Des annonces qui sèment le doute
Tout est parti des réseaux sociaux. À la mi-juin 2026, plusieurs vidéos pointent du doigt des annonces publiées sur Vinted — l'application de revente de vêtements et d'objets d'occasion — jugées anormales : des articles de faible valeur, comme des jouets ou des figurines, proposés à des prix exorbitants, accompagnés de descriptions mentionnant l'âge ou la taille d'un enfant. Pour les internautes qui les relaient, ces détails pourraient être des codes dissimulant un trafic derrière des annonces banales. La mobilisation enfle, et des milliers de signalements affluent vers Pharos, la plateforme publique de signalement des contenus illicites.
La justice s'en saisit
Face à l'ampleur des réactions, les institutions réagissent. La Haute-commissaire à l'Enfance, Sarah El Haïry, indique avoir signalé à la justice, à la mi-juin, des comptes soupçonnés d'être liés à des faits de cette nature. Le 25 juin, le parquet de Nanterre ouvre une enquête préliminaire, confiée à l'Office des mineurs (Ofmin), l'unité de police judiciaire spécialisée dans la protection de l'enfance, pour de premières vérifications. À ce stade, le parquet n'a pas indiqué si les signalements reçus étaient fondés.
Vinted réfute, un cas vedette s'effondre
La plateforme, qui revendique des dizaines de millions d'utilisateurs en Europe, a fermement démenti toute implication dans un quelconque réseau criminel, affirmant n'avoir relevé aucun élément reliant ces annonces à un trafic. Selon l'entreprise, les âges mentionnés correspondraient simplement aux tranches d'âge recommandées pour les jouets, et les prix élevés à des pratiques commerciales ordinaires.
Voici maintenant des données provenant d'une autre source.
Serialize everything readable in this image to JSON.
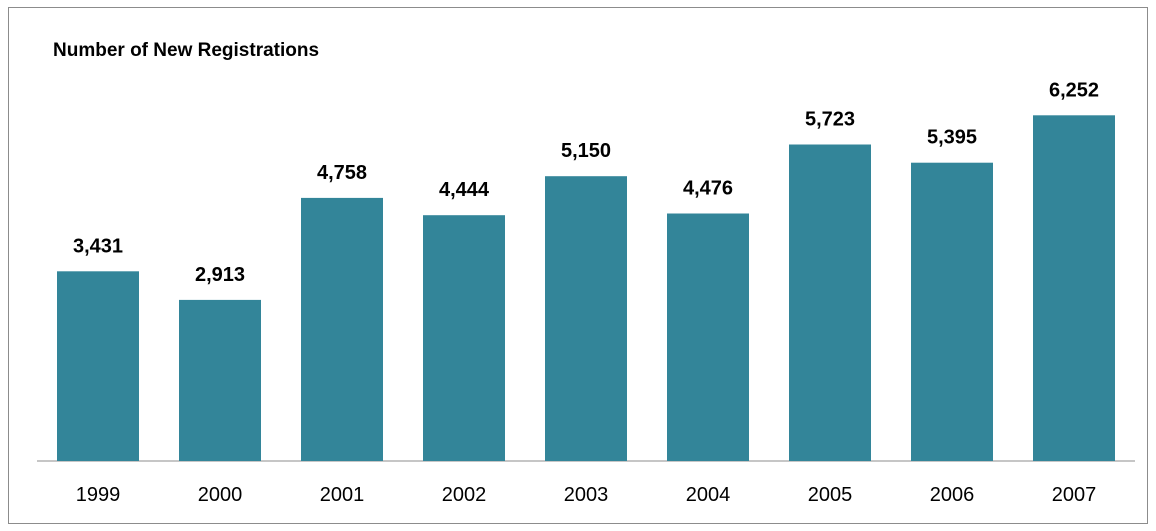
{
  "chart_data": {
    "type": "bar",
    "title": "Number of New Registrations",
    "categories": [
      "1999",
      "2000",
      "2001",
      "2002",
      "2003",
      "2004",
      "2005",
      "2006",
      "2007"
    ],
    "values": [
      3431,
      2913,
      4758,
      4444,
      5150,
      4476,
      5723,
      5395,
      6252
    ],
    "value_labels": [
      "3,431",
      "2,913",
      "4,758",
      "4,444",
      "5,150",
      "4,476",
      "5,723",
      "5,395",
      "6,252"
    ],
    "xlabel": "",
    "ylabel": "",
    "ylim": [
      0,
      7000
    ],
    "grid": false,
    "legend": "none",
    "colors": {
      "bar": "#338599",
      "axis": "#8c8c8c",
      "border": "#8c8c8c"
    }
  }
}
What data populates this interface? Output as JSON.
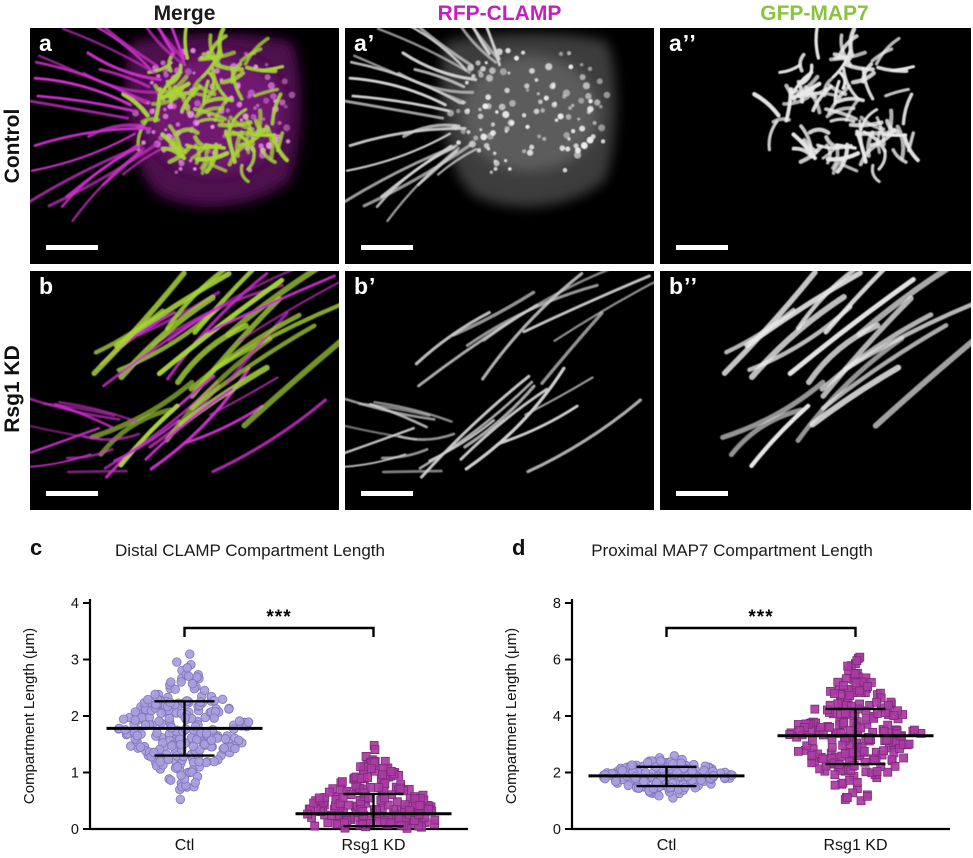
{
  "figure": {
    "column_headers": [
      {
        "label": "Merge",
        "color": "#1a1a1a"
      },
      {
        "label": "RFP-CLAMP",
        "color": "#c320c3"
      },
      {
        "label": "GFP-MAP7",
        "color": "#8ac43c"
      }
    ],
    "row_labels": [
      "Control",
      "Rsg1 KD"
    ],
    "panel_letters": [
      "a",
      "a’",
      "a’’",
      "b",
      "b’",
      "b’’"
    ]
  },
  "micrographs": {
    "background": "#000000",
    "rfp_color": "#cb30cb",
    "gfp_color": "#a9d438",
    "grayscale": "#d2d2d2",
    "scale_bar_color": "#ffffff"
  },
  "chart_data": [
    {
      "type": "scatter",
      "panel": "c",
      "title": "Distal CLAMP Compartment Length",
      "ylabel": "Compartment Length (μm)",
      "ylim": [
        0,
        4
      ],
      "yticks": [
        0,
        1,
        2,
        3,
        4
      ],
      "categories": [
        "Ctl",
        "Rsg1 KD"
      ],
      "significance": "***",
      "groups": [
        {
          "name": "Ctl",
          "marker": "circle",
          "color": "#a89ddd",
          "edge": "#7f74b8",
          "n": 260,
          "median": 1.78,
          "sd": 0.47,
          "min": 0.5,
          "max": 3.25,
          "err_low": 1.3,
          "err_high": 2.26
        },
        {
          "name": "Rsg1 KD",
          "marker": "square",
          "color": "#a93ba3",
          "edge": "#7c2a78",
          "n": 205,
          "median": 0.27,
          "sd": 0.45,
          "min": 0.01,
          "max": 1.85,
          "err_low": 0.05,
          "err_high": 0.62
        }
      ]
    },
    {
      "type": "scatter",
      "panel": "d",
      "title": "Proximal MAP7 Compartment Length",
      "ylabel": "Compartment Length (μm)",
      "ylim": [
        0,
        8
      ],
      "yticks": [
        0,
        2,
        4,
        6,
        8
      ],
      "categories": [
        "Ctl",
        "Rsg1 KD"
      ],
      "significance": "***",
      "groups": [
        {
          "name": "Ctl",
          "marker": "circle",
          "color": "#a89ddd",
          "edge": "#7f74b8",
          "n": 190,
          "median": 1.88,
          "sd": 0.32,
          "min": 1.05,
          "max": 2.9,
          "err_low": 1.52,
          "err_high": 2.2
        },
        {
          "name": "Rsg1 KD",
          "marker": "square",
          "color": "#a93ba3",
          "edge": "#7c2a78",
          "n": 240,
          "median": 3.3,
          "sd": 1.05,
          "min": 1.0,
          "max": 6.85,
          "err_low": 2.3,
          "err_high": 4.25
        }
      ]
    }
  ]
}
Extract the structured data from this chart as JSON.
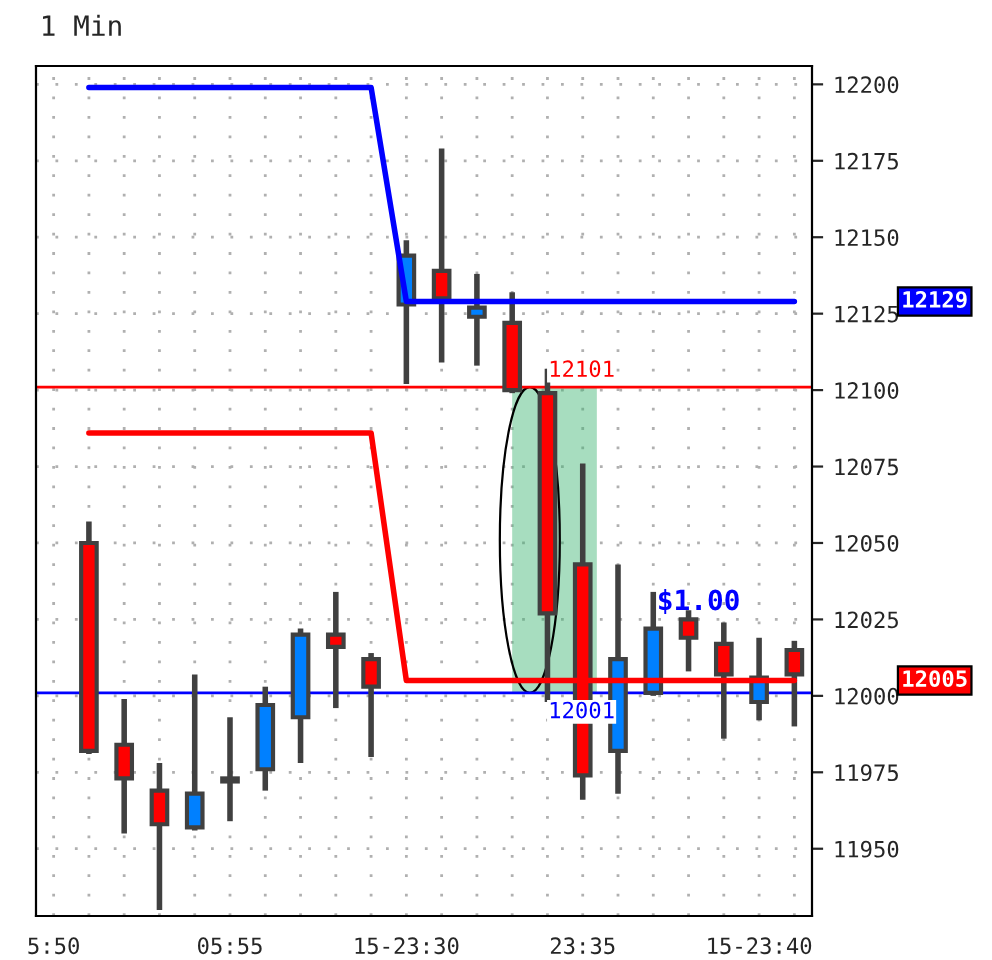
{
  "chart_data": {
    "type": "candlestick",
    "title": "1 Min",
    "categories": [
      "5:50",
      null,
      null,
      null,
      null,
      "05:55",
      null,
      null,
      null,
      null,
      "15-23:30",
      null,
      null,
      null,
      null,
      "23:35",
      null,
      null,
      null,
      null,
      "15-23:40",
      null
    ],
    "ohlc": [
      null,
      [
        12050,
        12057,
        11981,
        11982
      ],
      [
        11984,
        11999,
        11955,
        11973
      ],
      [
        11969,
        11978,
        11930,
        11958
      ],
      [
        11957,
        12007,
        11956,
        11968
      ],
      [
        11972,
        11993,
        11959,
        11973
      ],
      [
        11976,
        12003,
        11969,
        11997
      ],
      [
        11993,
        12022,
        11978,
        12020
      ],
      [
        12020,
        12034,
        11996,
        12016
      ],
      [
        12012,
        12014,
        11980,
        12003
      ],
      [
        12128,
        12149,
        12102,
        12144
      ],
      [
        12139,
        12179,
        12109,
        12130
      ],
      [
        12124,
        12138,
        12108,
        12127
      ],
      [
        12122,
        12132,
        12099,
        12100
      ],
      [
        12099,
        12107,
        11998,
        12027
      ],
      [
        12043,
        12076,
        11966,
        11974
      ],
      [
        11982,
        12043,
        11968,
        12012
      ],
      [
        12001,
        12034,
        12000,
        12022
      ],
      [
        12025,
        12028,
        12008,
        12019
      ],
      [
        12017,
        12024,
        11986,
        12007
      ],
      [
        11998,
        12019,
        11992,
        12006
      ],
      [
        12015,
        12018,
        11990,
        12007
      ]
    ],
    "colors": [
      null,
      "#ff0000",
      "#ff0000",
      "#ff0000",
      "#0080ff",
      "#0080ff",
      "#0080ff",
      "#0080ff",
      "#ff0000",
      "#ff0000",
      "#0080ff",
      "#ff0000",
      "#0080ff",
      "#ff0000",
      "#ff0000",
      "#ff0000",
      "#0080ff",
      "#0080ff",
      "#ff0000",
      "#ff0000",
      "#0080ff",
      "#ff0000"
    ],
    "series": [
      {
        "type": "line",
        "color": "#0000ff",
        "values": [
          null,
          12199,
          12199,
          12199,
          12199,
          12199,
          12199,
          12199,
          12199,
          12199,
          12129,
          12129,
          12129,
          12129,
          12129,
          12129,
          12129,
          12129,
          12129,
          12129,
          12129,
          12129
        ]
      },
      {
        "type": "line",
        "color": "#ff0000",
        "values": [
          null,
          12086,
          12086,
          12086,
          12086,
          12086,
          12086,
          12086,
          12086,
          12086,
          12005,
          12005,
          12005,
          12005,
          12005,
          12005,
          12005,
          12005,
          12005,
          12005,
          12005,
          12005
        ]
      }
    ],
    "ref_lines": [
      {
        "axis": "y",
        "value": 12101,
        "label": "12101",
        "color": "#ff0000"
      },
      {
        "axis": "y",
        "value": 12001,
        "label": "12001",
        "color": "#0000ff"
      }
    ],
    "annotations": [
      "12129",
      "12005",
      "$1.00"
    ],
    "ylim": [
      11928,
      12206
    ],
    "yticks": [
      11950,
      11975,
      12000,
      12025,
      12050,
      12075,
      12100,
      12125,
      12150,
      12175,
      12200
    ],
    "grid": true,
    "line_style": "solid"
  }
}
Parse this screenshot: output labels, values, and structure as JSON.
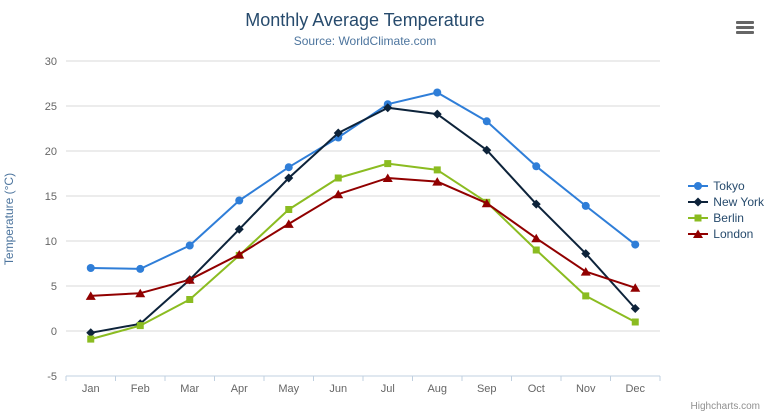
{
  "chart_data": {
    "type": "line",
    "title": "Monthly Average Temperature",
    "subtitle": "Source: WorldClimate.com",
    "xlabel": "",
    "ylabel": "Temperature (°C)",
    "ylim": [
      -5,
      30
    ],
    "ytick_step": 5,
    "grid": true,
    "legend_position": "right",
    "categories": [
      "Jan",
      "Feb",
      "Mar",
      "Apr",
      "May",
      "Jun",
      "Jul",
      "Aug",
      "Sep",
      "Oct",
      "Nov",
      "Dec"
    ],
    "series": [
      {
        "name": "Tokyo",
        "color": "#2f7ed8",
        "marker": "circle",
        "values": [
          7.0,
          6.9,
          9.5,
          14.5,
          18.2,
          21.5,
          25.2,
          26.5,
          23.3,
          18.3,
          13.9,
          9.6
        ]
      },
      {
        "name": "New York",
        "color": "#0d233a",
        "marker": "diamond",
        "values": [
          -0.2,
          0.8,
          5.7,
          11.3,
          17.0,
          22.0,
          24.8,
          24.1,
          20.1,
          14.1,
          8.6,
          2.5
        ]
      },
      {
        "name": "Berlin",
        "color": "#8bbc21",
        "marker": "square",
        "values": [
          -0.9,
          0.6,
          3.5,
          8.4,
          13.5,
          17.0,
          18.6,
          17.9,
          14.3,
          9.0,
          3.9,
          1.0
        ]
      },
      {
        "name": "London",
        "color": "#910000",
        "marker": "triangle",
        "values": [
          3.9,
          4.2,
          5.7,
          8.5,
          11.9,
          15.2,
          17.0,
          16.6,
          14.2,
          10.3,
          6.6,
          4.8
        ]
      }
    ]
  },
  "export_menu": {
    "icon": "hamburger-icon"
  },
  "credits": {
    "label": "Highcharts.com"
  },
  "style": {
    "grid_color": "#d8d8d8",
    "axis_line_color": "#c0d0e0",
    "axis_label_color": "#666666"
  }
}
L'affaire impose surtout la prudence. L'un des exemples les plus partagés — un échange supposé aboutissant à la « mise en vente » d'une fillette — s'est révélé, après vérification de plusieurs rédactions, être le fait d'un adolescent qui avait monté lui-même une fausse annonce pour piéger d'éventuels prédateurs. Un épisode qui illustre la confusion régnant autour de ce dossier, où rumeurs virales, canulars et signalements réels s'entremêlent.
Une enquête qui débute, des certitudes qui manquent
À ce jour, aucune mise en examen, aucune interpellation, aucune infraction avérée n'ont été annoncées. Il serait prématuré de conclure à l'existence d'un réseau structuré opérant via Vinted : c'est précisément le travail des enquêteurs que de démêler les faits établis des rumeurs amplifiées en ligne. Le dossier met néanmoins en lumière la vulnérabilité des grandes plateformes face aux usages détournés, et la vitesse à laquelle une vidéo virale peut déclencher une réponse institutionnelle. La justice suivra son cours.